I absolutely agree. This is about starting to identify the culture and values of the people we employ in the NHS, and making it clear that not only does everyone in the NHS have a duty to bring forward concerns, but that those concerns will be welcomed and acted on. I would like everyone in the NHS to have an individual to whom they can go and feel safe in raising their concerns. I thank my hon. Friend for raising that point.

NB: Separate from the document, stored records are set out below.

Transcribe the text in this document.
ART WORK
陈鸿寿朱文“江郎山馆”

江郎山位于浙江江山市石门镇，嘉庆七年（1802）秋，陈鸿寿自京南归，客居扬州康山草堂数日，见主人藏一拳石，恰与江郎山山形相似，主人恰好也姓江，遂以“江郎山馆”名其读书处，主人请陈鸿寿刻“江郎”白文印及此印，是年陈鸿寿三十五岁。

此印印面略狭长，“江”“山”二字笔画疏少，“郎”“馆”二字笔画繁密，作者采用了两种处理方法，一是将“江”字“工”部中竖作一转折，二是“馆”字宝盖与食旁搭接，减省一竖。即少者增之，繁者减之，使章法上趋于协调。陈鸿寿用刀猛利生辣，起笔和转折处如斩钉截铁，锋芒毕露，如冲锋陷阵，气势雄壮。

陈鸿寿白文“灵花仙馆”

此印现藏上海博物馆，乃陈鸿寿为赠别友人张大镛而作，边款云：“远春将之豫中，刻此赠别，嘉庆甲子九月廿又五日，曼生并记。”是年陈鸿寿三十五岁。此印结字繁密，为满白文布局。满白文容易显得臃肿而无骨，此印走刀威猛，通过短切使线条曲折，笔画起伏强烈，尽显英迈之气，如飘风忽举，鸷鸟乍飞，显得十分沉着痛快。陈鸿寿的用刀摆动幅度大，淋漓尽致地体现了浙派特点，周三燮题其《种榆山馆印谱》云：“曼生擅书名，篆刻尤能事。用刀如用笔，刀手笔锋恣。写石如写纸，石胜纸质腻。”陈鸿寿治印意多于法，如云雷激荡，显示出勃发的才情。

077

My hon. Friend the Member for Reading East (Mr Wilson) has told me that he does not feel that he has been gagged, which is great, but there is still an important point of principle: as a PPS, he is not able to speak in this debate. We want everyone, from the very top of the NHS and the Department of Health, right through to the bottom of the system, to feel that they are fully free to raise any concerns they have, wherever they may be.
After the Bristol heart scandal, whistleblower Stephen Bolsin was asked how we could prevent this from ever happening again. He said:
“Never lose sight of the patient.”
His whistleblowing cost him his career. He first raised the alarm in 1989. His work over six years to raise his concerns remains one of the single most important improvement in clinical outcomes in the NHS—that is how important whistleblowers are to our system. Yet the scandals keep happening. Would it not be a tragedy if, five years from now, we were still saying, “We need to put patients at the heart of everything we do in the NHS”? It is time to make that happen.